TSA's Essential Workers:
The Transportation Security Administration (TSA) faces a unique challenge. Approximately 95% of its 61,000 employees are deemed essential, meaning they will staff security checkpoints without receiving pay. As the 43-day shutdown unfolded last year, TSA officers began calling in sick or not showing up for work, putting pressure on the agency. Acting TSA Administrator Ha Nguyen McNeil emphasized the financial strain on employees, with reports of officers sleeping in their cars and taking on second jobs to make ends meet. The agency's morale and operational capacity are at risk, with a 25% increase in attrition during the shutdown period.
FEMA's Dual Funding Streams:
The Federal Emergency Management Agency (FEMA) has a dual funding structure, with 84% of its staff considered excepted or exempt during a shutdown, while the rest are furloughed. However, a shorter-term shutdown could allow many FEMA staff to continue getting paid, as frontline staff known as CORE (Cadre of On-Call Response/Recovery Employees) are funded through the Disaster Relief Fund. This fund has sufficient balances to support emergency response activities, but a prolonged shutdown combined with a catastrophic disaster could strain the fund and hinder FEMA's ability to respond effectively.
Secret Service Morale and Operations:
The Secret Service, which relies heavily on the Trump administration's budget maneuvers, will see 94% of its 8,200 employees continue working. However, the shutdown impacts morale and operational efficiency. Deputy Director Matthew Quinn warned that delayed contracts, diminished hiring, and halted new programs will result, making the agency's job more challenging. The agency's civilian workforce, however, will go without pay.

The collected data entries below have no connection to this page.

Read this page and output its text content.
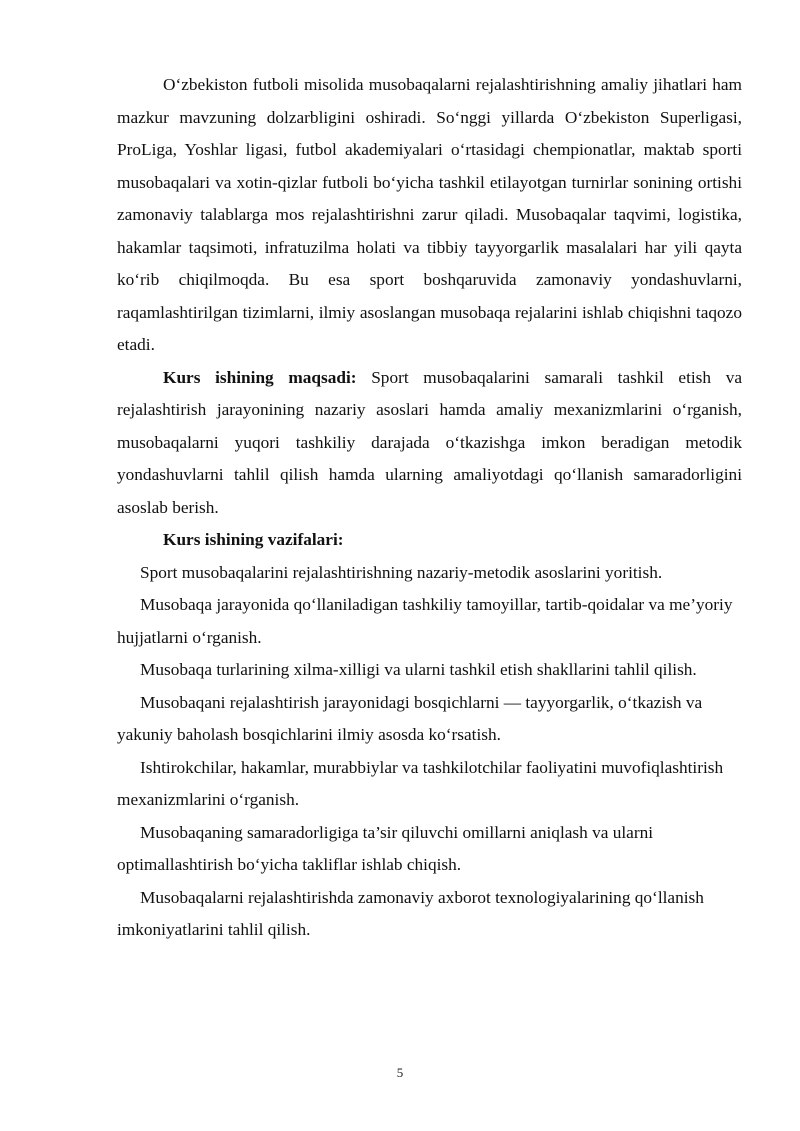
O‘zbekiston futboli misolida musobaqalarni rejalashtirishning amaliy jihatlari ham mazkur mavzuning dolzarbligini oshiradi. So‘nggi yillarda O‘zbekiston Superligasi, ProLiga, Yoshlar ligasi, futbol akademiyalari o‘rtasidagi chempionatlar, maktab sporti musobaqalari va xotin-qizlar futboli bo‘yicha tashkil etilayotgan turnirlar sonining ortishi zamonaviy talablarga mos rejalashtirishni zarur qiladi. Musobaqalar taqvimi, logistika, hakamlar taqsimoti, infratuzilma holati va tibbiy tayyorgarlik masalalari har yili qayta ko‘rib chiqilmoqda. Bu esa sport boshqaruvida zamonaviy yondashuvlarni, raqamlashtirilgan tizimlarni, ilmiy asoslangan musobaqa rejalarini ishlab chiqishni taqozo etadi.

Kurs ishining maqsadi: Sport musobaqalarini samarali tashkil etish va rejalashtirish jarayonining nazariy asoslari hamda amaliy mexanizmlarini o‘rganish, musobaqalarni yuqori tashkiliy darajada o‘tkazishga imkon beradigan metodik yondashuvlarni tahlil qilish hamda ularning amaliyotdagi qo‘llanish samaradorligini asoslab berish.

Kurs ishining vazifalari:

Sport musobaqalarini rejalashtirishning nazariy-metodik asoslarini yoritish.

Musobaqa jarayonida qo‘llaniladigan tashkiliy tamoyillar, tartib-qoidalar va me’yoriy hujjatlarni o‘rganish.

Musobaqa turlarining xilma-xilligi va ularni tashkil etish shakllarini tahlil qilish.

Musobaqani rejalashtirish jarayonidagi bosqichlarni — tayyorgarlik, o‘tkazish va yakuniy baholash bosqichlarini ilmiy asosda ko‘rsatish.

Ishtirokchilar, hakamlar, murabbiylar va tashkilotchilar faoliyatini muvofiqlashtirish mexanizmlarini o‘rganish.

Musobaqaning samaradorligiga ta’sir qiluvchi omillarni aniqlash va ularni optimallashtirish bo‘yicha takliflar ishlab chiqish.

Musobaqalarni rejalashtirishda zamonaviy axborot texnologiyalarining qo‘llanish imkoniyatlarini tahlil qilish.

5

Coast Guard's Financial Concerns:
The Coast Guard, with its 56,000 active duty, reserve, and civilian personnel, faces a similar dilemma. Vice Adm. Thomas Allan expressed concern that a prolonged shutdown would halt pay for these personnel, affecting morale and operational readiness. The Trump administration's funding adjustments during the previous shutdown ensured Coast Guard service members received pay, but the long-term impact on the agency's financial stability remains a concern.
CISA's Cybersecurity Challenges:
The Cybersecurity and Infrastructure Security Agency (CISA) is preparing for a shutdown by designating 888 of its 2,341 employees as excepted, meaning they will work without pay. Acting CISA Director Madhu Gottumukkala highlighted the unprecedented strain on national defenses as nation-states and criminal organizations intensify their efforts to exploit critical systems. The shutdown will delay the deployment of new cyber services and the sharing of guidance with critical infrastructure partners, impacting CISA's ability to maintain cybersecurity.
USCIS's User-Funded Operations:
The U.S. Citizenship and Immigration Services (USCIS) primarily relies on user fees for funding, ensuring that most staff continue working and getting paid during the shutdown. However, a set of programs that depend on congressional appropriations, such as the e-Verify system, will be curtailed, impacting immigration services.